These hope-crushing concerns are just not true. The MFA is a great opportunity, but less and less valuable as a teaching credential, and not the key to publication, career, or literary acceptance.
Voice, fresh perspective, energetic use of language, crafted sentences, vivid detail: these are the calling cards.
You can print these cards at home.
__
- * A brief footnote, after further consideration: my thoughts here are focused on traditional “full-residency” MFA programs and traditional students. The low-residency MFA is a different equation in most cases, assuming the low-res student is employed during the length of the program, or can handle the tuition and fees through prudent financial planning.
Dinty W. Moore founded Brevity nineteen years ago. He wishes life was easier for everyone in the arts, but somehow it never is.
Well stated, particularly your point about writing more as the best way to improve one’s writing, MFA or not.
Yes.
I never went to college, kicked out freshman year because I was pregnant. it’s about the writing. read read read, write write write.
II was told the University where I taught would consider an MFA plus a published book the equivalent of a Ph.D. So I got my MFA at Goucher, and I got my published book about a year after I graduated. Never got that job, though.
But while I was in the MFA program–I mean the very moment I was in it, the night of the orientation dinner–getting an MFA became the only reason to get an MFA. I was getting better at writing. I was a poet learning to write long. And though I was hoping for a job at the end, what I got was what I needed: I became a better writer.

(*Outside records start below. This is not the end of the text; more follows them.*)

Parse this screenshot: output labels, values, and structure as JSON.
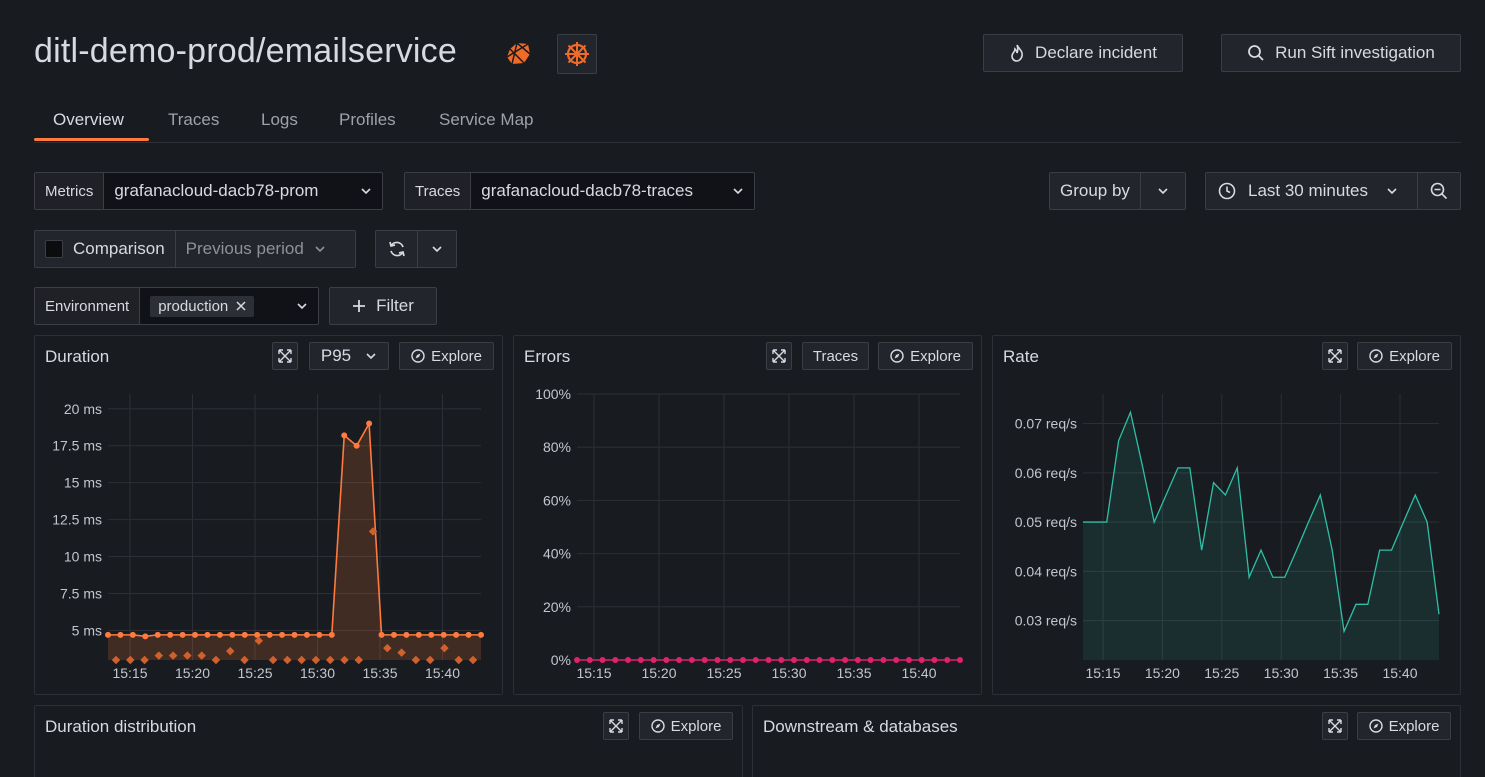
{
  "header": {
    "title": "ditl-demo-prod/emailservice",
    "declare_incident": "Declare incident",
    "run_sift": "Run Sift investigation"
  },
  "tabs": [
    {
      "label": "Overview",
      "active": true
    },
    {
      "label": "Traces"
    },
    {
      "label": "Logs"
    },
    {
      "label": "Profiles"
    },
    {
      "label": "Service Map"
    }
  ],
  "controls": {
    "metrics_label": "Metrics",
    "metrics_value": "grafanacloud-dacb78-prom",
    "traces_label": "Traces",
    "traces_value": "grafanacloud-dacb78-traces",
    "group_by": "Group by",
    "time_range": "Last 30 minutes",
    "comparison_label": "Comparison",
    "comparison_value": "Previous period",
    "comparison_checked": false,
    "environment_label": "Environment",
    "environment_chip": "production",
    "filter_label": "Filter"
  },
  "panels": {
    "duration": {
      "title": "Duration",
      "stat": "P95",
      "explore": "Explore"
    },
    "errors": {
      "title": "Errors",
      "traces": "Traces",
      "explore": "Explore"
    },
    "rate": {
      "title": "Rate",
      "explore": "Explore"
    },
    "duration_distribution": {
      "title": "Duration distribution",
      "explore": "Explore"
    },
    "downstream": {
      "title": "Downstream & databases",
      "explore": "Explore"
    }
  },
  "colors": {
    "accent": "#ff7a3c",
    "errors_series": "#e0226e",
    "rate_series": "#2fbfa6"
  },
  "chart_data": [
    {
      "type": "line",
      "name": "duration",
      "x": [
        "15:15",
        "15:20",
        "15:25",
        "15:30",
        "15:35",
        "15:40"
      ],
      "y_ticks": [
        "20 ms",
        "17.5 ms",
        "15 ms",
        "12.5 ms",
        "10 ms",
        "7.5 ms",
        "5 ms"
      ],
      "ylim": [
        3,
        21
      ],
      "series": [
        {
          "values": [
            4.7,
            4.7,
            4.7,
            4.6,
            4.7,
            4.7,
            4.7,
            4.7,
            4.7,
            4.7,
            4.7,
            4.7,
            4.7,
            4.7,
            4.7,
            4.7,
            4.7,
            4.7,
            4.7,
            18.2,
            17.5,
            19.0,
            4.7,
            4.7,
            4.7,
            4.7,
            4.7,
            4.7,
            4.7,
            4.7,
            4.7
          ]
        }
      ],
      "scatter": [
        3.0,
        3.0,
        3.0,
        3.3,
        3.3,
        3.3,
        3.3,
        3.0,
        3.6,
        3.0,
        4.3,
        3.0,
        3.0,
        3.0,
        3.0,
        3.0,
        3.0,
        3.0,
        11.7,
        3.8,
        3.5,
        3.0,
        3.0,
        3.8,
        3.0,
        3.0
      ]
    },
    {
      "type": "line",
      "name": "errors",
      "x": [
        "15:15",
        "15:20",
        "15:25",
        "15:30",
        "15:35",
        "15:40"
      ],
      "y_ticks": [
        "100%",
        "80%",
        "60%",
        "40%",
        "20%",
        "0%"
      ],
      "ylim": [
        0,
        100
      ],
      "series": [
        {
          "values": [
            0,
            0,
            0,
            0,
            0,
            0,
            0,
            0,
            0,
            0,
            0,
            0,
            0,
            0,
            0,
            0,
            0,
            0,
            0,
            0,
            0,
            0,
            0,
            0,
            0,
            0,
            0,
            0,
            0,
            0,
            0
          ]
        }
      ]
    },
    {
      "type": "area",
      "name": "rate",
      "x": [
        "15:15",
        "15:20",
        "15:25",
        "15:30",
        "15:35",
        "15:40"
      ],
      "y_ticks": [
        "0.07 req/s",
        "0.06 req/s",
        "0.05 req/s",
        "0.04 req/s",
        "0.03 req/s"
      ],
      "ylim": [
        0.022,
        0.076
      ],
      "series": [
        {
          "values": [
            0.05,
            0.05,
            0.05,
            0.0665,
            0.0723,
            0.0615,
            0.05,
            0.0555,
            0.061,
            0.061,
            0.0443,
            0.058,
            0.0555,
            0.061,
            0.0388,
            0.0443,
            0.0388,
            0.0388,
            0.0443,
            0.05,
            0.0555,
            0.0443,
            0.0278,
            0.0333,
            0.0333,
            0.0443,
            0.0443,
            0.05,
            0.0555,
            0.05,
            0.0313
          ]
        }
      ]
    }
  ]
}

I love the last line. My writing group meets tonight, so I’m printing out my “cards.”
Yes!
My background is in the business world, and I tested out of English and some humanities classes before entering college. When I started to write, I created my own self-study program. I wrote and read, wrote and read. I gathered craft books and attended conferences and took online classes. And I joined a writing group and when I’d outgrown that one formed a group and then later another. In my small city, however, finding people who were serious about putting their time, energy, and resources into writing was not an easy task. After a while, I realized that I needed something deeper, some formal training. I applied to the brief residency program I’d considered for years and was accepted. I knew I was where I was supposed to be that first night of the first residency. Earning my MFA gave me a connection to other writers (my current writing group, for example, is online with a couple of other grads), a community, a deeper understanding of craft, the ability to teach (which was not my goal), and hopefully the publication of my novel will happen soon (I’m about to query). I paid for the degree as I went, as I had my other three college degrees, so it took four years to finish, but the money and time, in my opinion, were well spent. Without those four years, I might never have received my calling cards.
I think it is a mistake to conflate Emily Smith’s use of “calling card” with a “magic ticket” as it’s characterized here.
In her essay Smith never implies that an MFA magically opens the doors to a career as a writer. Instead, she frames the degree as a necessary introduction into the academic creative writing world, a guild which provides a (relatively) safe haven to the creative writers who manage to gain entry.
A calling card isn’t sufficient, but it’s necessary, as her illustration of the eminence being uninterested in her when he finds out she has only a BFA.
For sure, no one needs permission to write and the resources to study outside of a degree-granting program are more available than ever, but if you want to join the guild, you have to have an MFA (or increasingly a PhD), along with books, fellowships, journal publications, etc… Achieving those latter markers is significantly facilitated by moving through an MFA program.
I like to believe that good writing wins out too, and it does, it’s what matters, but to deny the structure and function of the guild that is mixed up in all of this stuff seems like a kind of willful denial. No one needs an MFA to enjoy the pleasures of writing, but for a “career” (meaning supporting oneself in the field) as a creative writer, it is 100% necessary.
I find that my MA and MFA in creative writing have helped me v. little in getting published or in having a career in writing, and it certainly hasn’t guaranteed me a job in publishing or even as an adjunct prof., whereas some of my non-degreed counterparts have done quite well in creating literary journals, publishing work, and rubbing shoulders with other literary peeps while building communities together. As far as big publishers are concerned, the number of Twitter followers one has is likely just as or even more important than what degrees one has, so, I think “100% necessary” is conflated. But please, maybe the problem is me, maybe I’m not using this calling card appropriately. If there’s a club I forgot to join with my MFA calling card, I’d really love to know about it, because my MFA certainly never told me anything about it.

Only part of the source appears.